In the near future, a large number of unmanned aerial vehicles, also known as drones, will pervade populated areas' skies, serving millions of people worldwide for goods transportation, construction, agriculture, medical, surveillance, search-and-rescue operations, and a variety of other applications. Daily tasks such as food or packet delivery, grocery shopping, and surveillance, among others, will be carried out by autonomous UAVs in densely populated areas, resulting in profound changes in day-to-day human life.
The LUCAT project, funded by IKTPLUSS-INDNOR (Joint Indo-Norwegian researcher projects in Information and Communication Technology by NFR and DST), is working to develop technology for accurate sensing, precise tracking, and communication of both manned and unmanned aerial vehicles operating in low-altitude corridors. We, the Autonomous and Cyber-Physical Systems Research Group at the University of Agder, Campus Grimstad, Norway, will design, develop, and implement the proposed technology in collaboration with the Department of Electrical Engineering, Indian Institute of Technology, Hyderabad, India, and the Department of Computational and Data Sciences, Indian Institute of Sciences, Bangalore, India.
Using mmWave radar sensors and other sensors, as well as novel signal processing and machine learning models, wireless communication algorithms, this project aims to sense/detect and precisely track multiple rapidly moving unmanned aerial vehicles. New methods will also be developed to classify objects in flight corridors, and communication modules located within unmanned aerial vehicles will include advanced software-defined radio modules with the ability to sense the radio-frequency environment on-the-fly, leading to the discovery of communications opportunities (what is called spectrum cognizant communications). Sensing, tracking, and communication tasks will collaborate and enhance each other, significantly improving sensing, tracking, and classification performance when compared to currently available solutions for low-altitude traffic management systems.

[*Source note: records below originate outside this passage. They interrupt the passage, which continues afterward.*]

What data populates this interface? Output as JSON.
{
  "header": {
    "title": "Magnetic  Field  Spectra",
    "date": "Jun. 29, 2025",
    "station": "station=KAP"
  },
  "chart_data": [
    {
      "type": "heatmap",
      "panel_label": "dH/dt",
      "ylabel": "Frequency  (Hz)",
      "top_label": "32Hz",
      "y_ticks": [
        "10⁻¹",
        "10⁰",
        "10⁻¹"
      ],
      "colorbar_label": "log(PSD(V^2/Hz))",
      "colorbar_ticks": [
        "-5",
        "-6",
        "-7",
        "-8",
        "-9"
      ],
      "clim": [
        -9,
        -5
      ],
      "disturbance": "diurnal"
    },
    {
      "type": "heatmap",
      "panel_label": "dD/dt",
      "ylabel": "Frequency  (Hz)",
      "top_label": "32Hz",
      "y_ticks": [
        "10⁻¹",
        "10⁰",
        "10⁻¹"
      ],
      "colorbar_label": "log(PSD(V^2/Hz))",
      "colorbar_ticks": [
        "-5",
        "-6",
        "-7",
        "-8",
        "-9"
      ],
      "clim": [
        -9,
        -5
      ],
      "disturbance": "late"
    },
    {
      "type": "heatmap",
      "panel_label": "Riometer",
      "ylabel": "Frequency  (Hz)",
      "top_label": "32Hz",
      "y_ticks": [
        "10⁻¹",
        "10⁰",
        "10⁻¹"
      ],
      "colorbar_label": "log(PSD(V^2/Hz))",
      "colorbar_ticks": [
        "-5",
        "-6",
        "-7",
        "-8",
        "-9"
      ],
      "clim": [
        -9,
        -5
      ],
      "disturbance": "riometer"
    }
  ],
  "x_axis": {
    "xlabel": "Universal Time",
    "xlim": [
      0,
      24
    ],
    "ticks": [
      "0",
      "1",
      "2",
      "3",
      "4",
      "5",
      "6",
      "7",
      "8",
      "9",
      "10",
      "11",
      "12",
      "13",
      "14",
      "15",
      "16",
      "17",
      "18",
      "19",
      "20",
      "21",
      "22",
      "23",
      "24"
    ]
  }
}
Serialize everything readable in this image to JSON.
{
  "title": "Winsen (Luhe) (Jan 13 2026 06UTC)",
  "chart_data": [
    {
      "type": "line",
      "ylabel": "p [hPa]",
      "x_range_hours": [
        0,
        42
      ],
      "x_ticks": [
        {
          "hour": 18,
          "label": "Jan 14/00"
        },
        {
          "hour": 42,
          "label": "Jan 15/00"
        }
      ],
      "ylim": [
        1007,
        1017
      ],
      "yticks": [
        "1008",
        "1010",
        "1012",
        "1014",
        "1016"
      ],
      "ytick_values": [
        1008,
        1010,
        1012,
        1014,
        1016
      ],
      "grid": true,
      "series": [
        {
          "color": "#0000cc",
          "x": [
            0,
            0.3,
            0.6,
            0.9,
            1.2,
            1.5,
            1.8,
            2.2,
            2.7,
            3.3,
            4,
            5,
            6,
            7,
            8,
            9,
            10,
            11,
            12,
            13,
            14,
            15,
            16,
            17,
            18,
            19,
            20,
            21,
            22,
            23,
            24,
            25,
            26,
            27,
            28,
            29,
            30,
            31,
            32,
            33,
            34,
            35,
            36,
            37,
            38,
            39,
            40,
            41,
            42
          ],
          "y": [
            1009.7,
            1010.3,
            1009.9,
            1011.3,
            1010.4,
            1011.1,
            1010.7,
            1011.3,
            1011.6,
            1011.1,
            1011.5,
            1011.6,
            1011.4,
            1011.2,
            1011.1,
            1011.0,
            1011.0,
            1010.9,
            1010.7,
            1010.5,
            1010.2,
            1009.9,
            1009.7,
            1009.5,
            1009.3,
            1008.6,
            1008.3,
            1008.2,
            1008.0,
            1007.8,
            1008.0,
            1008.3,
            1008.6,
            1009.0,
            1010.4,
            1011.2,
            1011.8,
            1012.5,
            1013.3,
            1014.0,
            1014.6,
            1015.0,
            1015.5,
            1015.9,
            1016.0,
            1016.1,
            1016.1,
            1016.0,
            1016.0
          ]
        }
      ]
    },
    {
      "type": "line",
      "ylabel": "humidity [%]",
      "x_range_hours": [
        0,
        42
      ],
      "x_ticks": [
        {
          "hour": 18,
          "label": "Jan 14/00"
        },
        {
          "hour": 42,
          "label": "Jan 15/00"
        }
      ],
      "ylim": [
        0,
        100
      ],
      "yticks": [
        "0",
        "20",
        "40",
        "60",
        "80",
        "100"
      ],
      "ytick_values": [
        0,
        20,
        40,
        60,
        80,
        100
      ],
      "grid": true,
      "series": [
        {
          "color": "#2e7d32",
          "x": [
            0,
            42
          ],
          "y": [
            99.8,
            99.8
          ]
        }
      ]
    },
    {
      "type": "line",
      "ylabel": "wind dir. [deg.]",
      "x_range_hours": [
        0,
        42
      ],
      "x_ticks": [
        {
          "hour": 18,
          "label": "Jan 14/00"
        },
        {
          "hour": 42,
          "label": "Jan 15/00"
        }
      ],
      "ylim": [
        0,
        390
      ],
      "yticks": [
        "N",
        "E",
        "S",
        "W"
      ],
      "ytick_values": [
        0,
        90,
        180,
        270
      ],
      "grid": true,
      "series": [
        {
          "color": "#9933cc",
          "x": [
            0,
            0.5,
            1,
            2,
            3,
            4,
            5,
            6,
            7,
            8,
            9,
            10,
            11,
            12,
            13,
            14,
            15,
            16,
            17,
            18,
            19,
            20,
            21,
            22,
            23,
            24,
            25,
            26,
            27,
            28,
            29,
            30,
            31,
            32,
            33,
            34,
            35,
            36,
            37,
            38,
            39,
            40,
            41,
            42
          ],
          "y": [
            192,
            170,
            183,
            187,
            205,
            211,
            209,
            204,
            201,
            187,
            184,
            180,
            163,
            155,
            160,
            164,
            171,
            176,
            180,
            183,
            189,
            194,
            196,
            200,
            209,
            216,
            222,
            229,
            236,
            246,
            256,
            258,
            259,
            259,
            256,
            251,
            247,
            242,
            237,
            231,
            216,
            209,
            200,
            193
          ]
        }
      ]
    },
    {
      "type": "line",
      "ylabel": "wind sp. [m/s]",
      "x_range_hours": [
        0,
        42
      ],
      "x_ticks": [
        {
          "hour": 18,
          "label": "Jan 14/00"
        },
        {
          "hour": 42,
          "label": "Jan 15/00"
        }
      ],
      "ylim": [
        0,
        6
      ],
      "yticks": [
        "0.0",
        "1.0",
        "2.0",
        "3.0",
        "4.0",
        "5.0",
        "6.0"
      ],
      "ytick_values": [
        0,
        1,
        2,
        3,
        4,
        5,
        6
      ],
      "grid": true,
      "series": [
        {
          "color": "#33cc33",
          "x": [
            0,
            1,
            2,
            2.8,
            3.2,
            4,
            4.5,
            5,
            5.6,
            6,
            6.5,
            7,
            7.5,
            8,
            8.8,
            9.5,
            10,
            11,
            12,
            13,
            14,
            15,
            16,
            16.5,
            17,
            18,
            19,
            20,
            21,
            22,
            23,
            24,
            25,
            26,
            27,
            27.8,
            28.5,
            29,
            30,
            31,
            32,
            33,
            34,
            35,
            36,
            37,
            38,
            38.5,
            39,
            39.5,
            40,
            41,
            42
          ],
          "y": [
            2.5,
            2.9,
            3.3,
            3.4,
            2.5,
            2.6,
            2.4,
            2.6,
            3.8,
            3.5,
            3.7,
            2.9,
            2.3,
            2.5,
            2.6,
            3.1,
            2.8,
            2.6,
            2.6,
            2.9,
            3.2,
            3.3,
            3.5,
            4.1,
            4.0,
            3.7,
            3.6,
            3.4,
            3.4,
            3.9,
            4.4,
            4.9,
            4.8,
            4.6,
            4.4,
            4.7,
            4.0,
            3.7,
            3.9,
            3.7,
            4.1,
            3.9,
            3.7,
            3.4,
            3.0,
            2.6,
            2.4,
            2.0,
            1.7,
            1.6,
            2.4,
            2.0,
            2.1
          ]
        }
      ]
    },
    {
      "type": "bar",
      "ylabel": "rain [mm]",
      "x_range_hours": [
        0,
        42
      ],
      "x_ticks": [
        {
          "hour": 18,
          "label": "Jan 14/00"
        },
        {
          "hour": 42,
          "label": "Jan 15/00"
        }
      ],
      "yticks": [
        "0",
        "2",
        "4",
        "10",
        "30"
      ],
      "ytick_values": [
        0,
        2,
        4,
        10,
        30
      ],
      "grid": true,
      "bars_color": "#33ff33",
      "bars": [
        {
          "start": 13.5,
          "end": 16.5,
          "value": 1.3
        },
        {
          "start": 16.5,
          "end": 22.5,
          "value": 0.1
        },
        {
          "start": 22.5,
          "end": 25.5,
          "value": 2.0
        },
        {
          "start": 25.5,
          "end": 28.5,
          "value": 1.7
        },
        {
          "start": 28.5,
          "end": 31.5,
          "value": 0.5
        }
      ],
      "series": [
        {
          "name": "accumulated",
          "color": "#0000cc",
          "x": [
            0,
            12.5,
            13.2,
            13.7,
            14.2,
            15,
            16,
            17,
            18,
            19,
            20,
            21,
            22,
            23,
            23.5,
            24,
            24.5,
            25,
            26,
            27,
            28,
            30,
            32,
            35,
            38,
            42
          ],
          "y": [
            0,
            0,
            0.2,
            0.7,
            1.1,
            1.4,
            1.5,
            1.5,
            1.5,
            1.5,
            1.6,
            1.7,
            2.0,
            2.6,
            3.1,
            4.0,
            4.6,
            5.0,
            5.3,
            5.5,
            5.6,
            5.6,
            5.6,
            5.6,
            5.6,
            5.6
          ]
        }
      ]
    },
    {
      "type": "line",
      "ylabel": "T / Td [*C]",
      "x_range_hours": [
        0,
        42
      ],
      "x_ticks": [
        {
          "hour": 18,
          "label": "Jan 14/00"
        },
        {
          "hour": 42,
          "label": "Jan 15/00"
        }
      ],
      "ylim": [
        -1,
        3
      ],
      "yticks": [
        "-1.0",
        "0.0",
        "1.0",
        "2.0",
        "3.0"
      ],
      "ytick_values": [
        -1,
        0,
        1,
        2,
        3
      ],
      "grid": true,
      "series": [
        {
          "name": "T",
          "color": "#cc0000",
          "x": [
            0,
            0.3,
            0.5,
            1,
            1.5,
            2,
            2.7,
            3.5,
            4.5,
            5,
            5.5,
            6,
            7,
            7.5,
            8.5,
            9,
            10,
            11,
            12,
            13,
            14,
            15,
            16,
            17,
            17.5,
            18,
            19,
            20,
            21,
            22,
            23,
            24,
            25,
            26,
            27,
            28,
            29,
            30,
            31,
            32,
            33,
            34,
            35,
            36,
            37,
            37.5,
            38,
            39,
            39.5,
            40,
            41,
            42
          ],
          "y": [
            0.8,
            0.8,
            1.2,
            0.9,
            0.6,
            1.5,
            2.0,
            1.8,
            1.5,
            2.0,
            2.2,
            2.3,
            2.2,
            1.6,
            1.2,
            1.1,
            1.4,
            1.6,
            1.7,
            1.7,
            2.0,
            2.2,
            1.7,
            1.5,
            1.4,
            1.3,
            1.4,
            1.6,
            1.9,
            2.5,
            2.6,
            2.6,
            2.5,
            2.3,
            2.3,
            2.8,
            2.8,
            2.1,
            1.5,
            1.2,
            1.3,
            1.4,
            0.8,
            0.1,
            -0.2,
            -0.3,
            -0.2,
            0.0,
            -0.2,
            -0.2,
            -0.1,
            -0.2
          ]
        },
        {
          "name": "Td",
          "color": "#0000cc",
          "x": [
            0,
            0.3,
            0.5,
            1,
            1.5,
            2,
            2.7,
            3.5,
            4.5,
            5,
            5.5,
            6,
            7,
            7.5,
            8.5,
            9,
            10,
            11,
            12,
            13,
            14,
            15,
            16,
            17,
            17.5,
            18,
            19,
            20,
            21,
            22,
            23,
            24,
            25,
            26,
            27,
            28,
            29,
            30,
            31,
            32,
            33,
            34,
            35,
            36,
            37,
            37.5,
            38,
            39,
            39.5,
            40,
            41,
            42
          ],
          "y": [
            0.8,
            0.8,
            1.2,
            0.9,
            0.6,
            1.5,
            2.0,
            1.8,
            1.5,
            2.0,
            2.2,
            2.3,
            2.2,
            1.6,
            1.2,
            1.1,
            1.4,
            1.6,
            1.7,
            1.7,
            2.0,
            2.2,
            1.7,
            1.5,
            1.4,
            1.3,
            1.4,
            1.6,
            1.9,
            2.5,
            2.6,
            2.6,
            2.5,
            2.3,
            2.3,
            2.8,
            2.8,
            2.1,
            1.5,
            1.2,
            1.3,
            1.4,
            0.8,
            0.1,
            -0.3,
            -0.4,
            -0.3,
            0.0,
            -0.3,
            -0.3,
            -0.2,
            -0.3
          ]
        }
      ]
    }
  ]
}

New techniques for the detection, localization, and classification of UAVs are developed using ground station mmWave radars. Hybrid communication schemes are explored for UAV-UAV and UAV-Ground station communications.
The LUCAT project deals with designing, development and implementation of an integrated technology of spectrum cognizant communication and tracking system for low-altitude autonomous operations in densely populated areas for both manned and unmanned aerial vehicles (UAVs).
Key objectives of LUCAT is to develop advanced, robust and computationally efficient radar signal processing algorithms to detect and precisely track rapidly moving UAVs through a flight corridor that spans multiple radar sensors and spectrum-aware communication system. A major novelty of LUCAT is to cross-fertilize these two research areas (spectrum-cognizant communication and tracking system) towards mutual performance enhancements such that location can be used to improve performance metrics of communications, whereas communications may facilitate tracking UAVs operating at low altitudes.
The project idea consists of 4 major research domains: 1) precise detection and tracking of UAVs through radar; 2) classification of objects in the flight corridor; 3) 3D spectrum cartography for ground-air-ground channels; and 4) spectrum-cognizant ground-air-ground communications.
LUCAT will tackle the challenging requirements of the tracking and communication system for low-altitude corridors and provide 1) precise tracking of high speed UAVs and multiple UAVs; 2) very low latency, in the order of 15 milliseconds to match the fast dynamics of UAVs; 3) wide coverage and very high reliability, since the loss of communication may entail risks for security; 4) support for fast mobility, and 5) fast re-synchronization if the connection is lost. These are achieved by: 1) designing reduced complexity algorithms for detection and tracking, and 2) spectrum cognizant ground-air-ground communications.